Por meio de nota, a Secretaria de Saúde informou ao Metrópoles que Romilson “ainda não foi operado por falta da prótese necessária para o tipo de cirurgia dele”. A pasta informou ainda que “todos os procedimentos para a compra da prótese do paciente — que foi judicializada — já foram tomados e, assim que o material chegar na secretaria, a cirurgia será realizada”.

Descaso e morte
Embora as três histórias relatadas até aqui ilustrem os recorrentes problemas no sistema de saúde do país, esses pacientes ainda têm esperança de contornar os contratempos. A aposentada Maria Pereira dos Santos não teve a mesma sorte.

A senhora de 66 anos foi internada no Hospital de Base em 1º de setembro, com febre e dores nas costas. Depois de uma tomografia, os médicos identificaram um tumor próximo aos brônquios.

Uma biópsia foi indicada para que os médicos pudessem avaliar a gravidade do câncer. O procedimento só foi feito em 28 de setembro. Mas o material coletado, que deveria ficar resfriado, não pôde ser usado devido a um descuido da equipe médica, que o deixou fora do local adequado, segundo relatos de familiares.

A filha Raimunda Pereira dos Santos, 44 anos, só conseguiu marcar um novo exame para 11 de novembro, mas a espera pelo resultado foi interrompida bruscamente. Maria morreu na madrugada do último domingo, dia 22, e a família ficou sem saber se algum tratamento poderia ter evitado a fatalidade. “O que mais me angustiou foi não ter como confortar minha mãe”, lamenta Raimunda, que trabalha como babá.

Resposta oficial
Ao ser questionada sobre os casos de Maria, Erinaldo e Ismael, a Secretaria de Saúde enviou nota única, sem explicar a demora no atendimento que, no caso da aposentada, foi fatal. Confira a resposta da pasta:

“A Secretaria de Saúde informa que todo atendimento nas unidades de saúde pública do DF é de acordo com a classificação de risco que tem como objetivo priorizar os casos considerados mais graves. Informamos ainda que todos os pacientes passam por uma triagem para avaliação de sua necessidade clínica e são direcionados para o atendimento conforme a urgência, que é classificada por cores: vermelha (emergência); laranja (muito urgente); amarela (urgente); verde (pouco urgente) e azul (não urgente).

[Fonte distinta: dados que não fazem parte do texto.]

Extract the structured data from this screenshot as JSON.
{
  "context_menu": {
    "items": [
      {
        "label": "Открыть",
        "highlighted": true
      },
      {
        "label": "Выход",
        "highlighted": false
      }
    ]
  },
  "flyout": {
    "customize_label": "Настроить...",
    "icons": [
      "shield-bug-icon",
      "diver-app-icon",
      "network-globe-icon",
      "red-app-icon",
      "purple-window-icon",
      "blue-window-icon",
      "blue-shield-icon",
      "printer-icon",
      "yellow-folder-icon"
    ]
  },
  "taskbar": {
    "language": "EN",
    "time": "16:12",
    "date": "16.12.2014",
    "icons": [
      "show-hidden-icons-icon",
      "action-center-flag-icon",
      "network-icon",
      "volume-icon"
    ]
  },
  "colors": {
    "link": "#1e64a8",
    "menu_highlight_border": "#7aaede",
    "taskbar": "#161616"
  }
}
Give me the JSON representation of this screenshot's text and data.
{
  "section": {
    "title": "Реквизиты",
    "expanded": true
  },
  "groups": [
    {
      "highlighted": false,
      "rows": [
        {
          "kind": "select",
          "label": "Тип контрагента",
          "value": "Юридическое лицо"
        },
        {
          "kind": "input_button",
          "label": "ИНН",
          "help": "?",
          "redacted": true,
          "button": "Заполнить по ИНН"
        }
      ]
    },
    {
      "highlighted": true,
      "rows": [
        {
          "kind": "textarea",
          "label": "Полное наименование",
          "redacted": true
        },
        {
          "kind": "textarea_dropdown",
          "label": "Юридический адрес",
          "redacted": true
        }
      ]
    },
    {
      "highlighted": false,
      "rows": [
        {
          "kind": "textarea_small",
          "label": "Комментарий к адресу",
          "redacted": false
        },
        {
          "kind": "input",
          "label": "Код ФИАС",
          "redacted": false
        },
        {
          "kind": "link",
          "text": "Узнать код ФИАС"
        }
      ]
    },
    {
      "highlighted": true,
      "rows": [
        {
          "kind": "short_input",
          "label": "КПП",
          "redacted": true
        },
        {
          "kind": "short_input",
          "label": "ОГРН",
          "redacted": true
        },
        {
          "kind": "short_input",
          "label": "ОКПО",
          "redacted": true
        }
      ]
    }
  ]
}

Já para procedimentos regulados, os atendimentos são realizados por meio da inserção dos dados do paciente no sistema de regulação da Secretaria de Saúde, o qual não dispensa a classificação de risco. Sobre a falta de medicamentos e insumos, informamos ainda que a pasta tem se empenhado para normalizar o abastecimento de medicamentos na rede o mais breve possível.”